In May, Attorney General Jeff Sessions announced that the Justice Department would strive to prosecute everyone who crossed the US-Mexico border without authorization. The fact that the “zero tolerance” prosecutions led to splitting apart more than 2,000 families didn’t matter. “If you cross this border unlawfully, then we will prosecute you,” Sessions said as he stood along the border in San Diego. “It’s that simple.”
But it was never actually that simple. The Justice Department couldn’t prosecute all unauthorized migrants, and federal officials needed to choose who to target. Newly released government data shows that the Trump administration prosecuted thousands of parents instead of prosecuting adults traveling without children. Those zero-tolerance prosecutions caused the family separation crisis by placing parents in the custody of the Justice Department and turning their children into “unaccompanied” minors.
Less than one-third of migrants apprehended by Border Patrol agents were criminally prosecuted in May, according to a report released on Tuesday by the Transactional Access Records Access Clearinghouse, a nonpartisan research center at Syracuse University. Case-by-case records analyzed by TRAC show that 9,216 people were prosecuted along the southern border in May following referrals from Customs and Border Protection, a division of the Department of Homeland Security. More than 40,000 adults and children were apprehended by Border Patrol agents in May. After excluding children, who were not targeted for prosecution, TRAC found that “a generous estimate indicates criminal prosecutions were still at most only 32 percent of total Border Patrol apprehensions.”
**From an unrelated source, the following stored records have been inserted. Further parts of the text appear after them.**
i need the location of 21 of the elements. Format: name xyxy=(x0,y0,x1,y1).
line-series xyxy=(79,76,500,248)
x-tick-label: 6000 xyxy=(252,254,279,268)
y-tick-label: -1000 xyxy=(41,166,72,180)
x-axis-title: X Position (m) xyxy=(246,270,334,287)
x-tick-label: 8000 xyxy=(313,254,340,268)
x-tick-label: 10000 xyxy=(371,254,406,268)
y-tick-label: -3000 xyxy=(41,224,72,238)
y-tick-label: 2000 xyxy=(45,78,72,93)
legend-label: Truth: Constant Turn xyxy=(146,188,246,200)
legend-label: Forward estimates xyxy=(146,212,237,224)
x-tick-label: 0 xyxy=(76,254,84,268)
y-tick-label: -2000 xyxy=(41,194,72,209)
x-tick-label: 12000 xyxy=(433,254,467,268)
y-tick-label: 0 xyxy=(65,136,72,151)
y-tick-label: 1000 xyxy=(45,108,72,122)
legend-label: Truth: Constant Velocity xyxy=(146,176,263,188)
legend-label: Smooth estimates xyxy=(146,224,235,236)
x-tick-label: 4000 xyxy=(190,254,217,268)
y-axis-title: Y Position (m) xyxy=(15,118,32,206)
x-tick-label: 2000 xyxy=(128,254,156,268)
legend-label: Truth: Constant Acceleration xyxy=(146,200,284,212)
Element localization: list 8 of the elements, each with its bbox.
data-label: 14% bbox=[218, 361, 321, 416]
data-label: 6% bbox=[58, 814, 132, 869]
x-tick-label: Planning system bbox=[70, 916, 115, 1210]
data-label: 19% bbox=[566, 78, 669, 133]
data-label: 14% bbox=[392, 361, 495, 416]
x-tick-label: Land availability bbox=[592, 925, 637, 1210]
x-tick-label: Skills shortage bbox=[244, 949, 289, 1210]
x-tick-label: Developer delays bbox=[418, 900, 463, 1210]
Border Patrol agents apprehended more than 24,000 adults traveling without children who crossed the border in May, meaning that the Justice Department could have increased prosecutions for illegal entry without prosecuting any parents and separating families. “The so-called zero-tolerance policy didn’t as a practical matter eliminate prosecutorial discretion,” TRAC concluded. “Since less than one out of three adults were actually prosecuted, CBP personnel had to choose which individuals among those apprehended to refer to federal prosecutors.” The total number of prosecutions in May increased 11 by percent compared with April and 44 percent compared with March.
Sessions announced the zero-tolerance policy in April, telling federal prosecutors along the border that they should take up all DHS referrals for illegal entry into the United States. One month later, Sessions unveiled a new initiative under which DHS would refer all illegal entry cases for prosecution. “And the Department of Justice will take up as many of those cases as humanly possible until we get to 100 percent,” Sessions said.
The Trump administration has not explained how it chose whom to prosecute beyond saying that no one would be exempt under the zero-tolerance initiative and that everyone would be subject to potential prosecution. The obvious explanation for prosecuting parents was that Sessions and the Trump administration wanted to deter families from crossing the border without authorization. Yet at a June White House press briefing two days before Trump rescinded his family separation policy, a reporter asked Homeland Security Secretary Kirstjen Nielsen if the Trump administration was intentionally separating families. “I find that offensive,” Nielsen replied. “No. Because why would I ever create a policy that purposely does that?”
“Perhaps a deterrent?” the reporter followed up. “No,” she said with visible exasperation.
Sessions was more candid in an interview with Fox News that aired later that night. Not prosecuting parents had driven more families to cross the border illegally, he told Laura Ingraham. “So yes,” Sessions continued, “hopefully people will get the message and come through the border at the port of entry and not break across the border unlawfully.”